En la segunda edición de Altagracienses Destacados, la familia de Gloria Elisa García impulsó un reconocimiento para una profesional que hace décadas pone el cuerpo, el tiempo y el corazón al servicio de la salud pública.
Hay personas que no buscan reconocimiento. Que simplemente hacen. Están. Llegan antes que el sol y se van cuando el último paciente ya fue atendido. Gloria Elisa García es una de ellas. Por eso, este homenaje —enmarcado en la segunda edición de Altagracienses Destacados— fue pensado como una sorpresa, un gesto de amor de su familia hacia una médica que ha marcado la vida de generaciones enteras.
Gloria continúa hoy en plena actividad en el Dispensario Nº4, también presta servicio en el Nº3 y, muchas veces, en el dispensario del Valle Buena Esperanza. Se despierta todos los días a las 6 de la mañana, no registra faltas y mantiene intacta una vocación que la define: estar donde hace falta. “Un corazón entregado a la salud”, así la describe su sobrina Noelia.

Su recorrido profesional no se mide solo en años de guardias o consultorios, sino en historias compartidas. Roxana, vecina de Potrero de Garay, lo resume con emoción:
“Gloria no solamente me atendió a mí desde que yo recuerdo. Atendió mi primer embarazo, hace casi 20 años, también a mi hijo en su primera infancia. Y no fue solo mi doctora: fue mi maestra. Me enseñó todo lo administrativo, a poner inyecciones, a tomar la presión, pero sobre todo me enseñó el trato y la atención al paciente. Y lo más importante: fue una gran compañera y una gran amiga”.

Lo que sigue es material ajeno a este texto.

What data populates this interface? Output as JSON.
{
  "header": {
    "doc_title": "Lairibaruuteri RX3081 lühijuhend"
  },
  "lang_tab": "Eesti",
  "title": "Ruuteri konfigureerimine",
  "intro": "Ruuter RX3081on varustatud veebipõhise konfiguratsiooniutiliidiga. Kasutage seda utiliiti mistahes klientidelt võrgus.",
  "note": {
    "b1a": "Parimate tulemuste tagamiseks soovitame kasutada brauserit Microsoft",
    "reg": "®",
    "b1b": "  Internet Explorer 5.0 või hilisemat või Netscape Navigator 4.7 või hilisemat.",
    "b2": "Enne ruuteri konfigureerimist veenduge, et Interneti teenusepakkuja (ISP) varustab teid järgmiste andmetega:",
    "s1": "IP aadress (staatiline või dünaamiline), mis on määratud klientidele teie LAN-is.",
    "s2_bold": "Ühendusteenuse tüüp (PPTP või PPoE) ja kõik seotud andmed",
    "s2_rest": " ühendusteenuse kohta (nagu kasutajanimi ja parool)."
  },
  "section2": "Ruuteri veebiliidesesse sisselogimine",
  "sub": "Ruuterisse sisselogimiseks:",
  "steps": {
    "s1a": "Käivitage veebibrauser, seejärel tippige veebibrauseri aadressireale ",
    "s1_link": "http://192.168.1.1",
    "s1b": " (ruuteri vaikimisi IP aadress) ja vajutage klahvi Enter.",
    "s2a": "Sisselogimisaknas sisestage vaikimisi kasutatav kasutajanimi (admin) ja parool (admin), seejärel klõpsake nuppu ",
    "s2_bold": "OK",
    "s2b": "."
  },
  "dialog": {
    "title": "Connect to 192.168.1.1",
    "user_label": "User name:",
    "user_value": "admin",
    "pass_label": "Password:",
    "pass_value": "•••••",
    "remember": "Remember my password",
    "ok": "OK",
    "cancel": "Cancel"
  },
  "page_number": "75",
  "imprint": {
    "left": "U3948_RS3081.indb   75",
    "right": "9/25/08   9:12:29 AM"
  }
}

Los mensajes se repiten y se entrelazan en una misma idea: la humanidad con la que ejerce su profesión. “Le quiero agradecer por su compromiso inquebrantable con la salud y la atención a los demás. Su paciencia, su dedicación y su sabiduría en cada consulta”, expresa otro de los testimonios que acompañan este reconocimiento.
Desde el barrio, desde la vereda de enfrente o desde el consultorio, las voces coinciden. “Tengo una alegría inmensa por este reconocimiento, pero más aún por tenerla como vecina y saber todo lo que hace. No la cambio por ninguna, ni como doctora ni como persona”, dice Gladys, una amiga del barrio Tiro Federal que todavía confía en ella la salud de sus hijos, hoy ya adultos.

El homenaje también tiene un fuerte componente familiar. Sobrinos, hijos y seres queridos eligieron decirle en voz alta lo que muchas veces se da por sentado. “Sabemos que no le gustan mucho estos agasajos porque es tímida, pero se merece todos los elogios. No solo por ser médica, sino por la forma humana con la que hace todo. Es un ejemplo, era el orgullo de mi papá”, expresa Noelia, su sobrina.

Por otra parte, Tomás y Franco completan el sentimiento compartido: “Queremos que sepas que estamos orgullosos de vos, que sos un ejemplo a seguir y que te queremos mucho. Gracias por cuidarnos”.

En esta segunda edición de Altagracienses Destacadas, el reconocimiento a Gloria Elisa García no celebra un cargo ni un título, sino una manera de vivir la profesión. Una profunda vocación. La de alguien que eligió, una y otra vez, estar al servicio de los demás. Y que, aun sin buscarlo, dejó una huella profunda en cada persona que pasó por su consultorio. ¡Gracias, Gloria!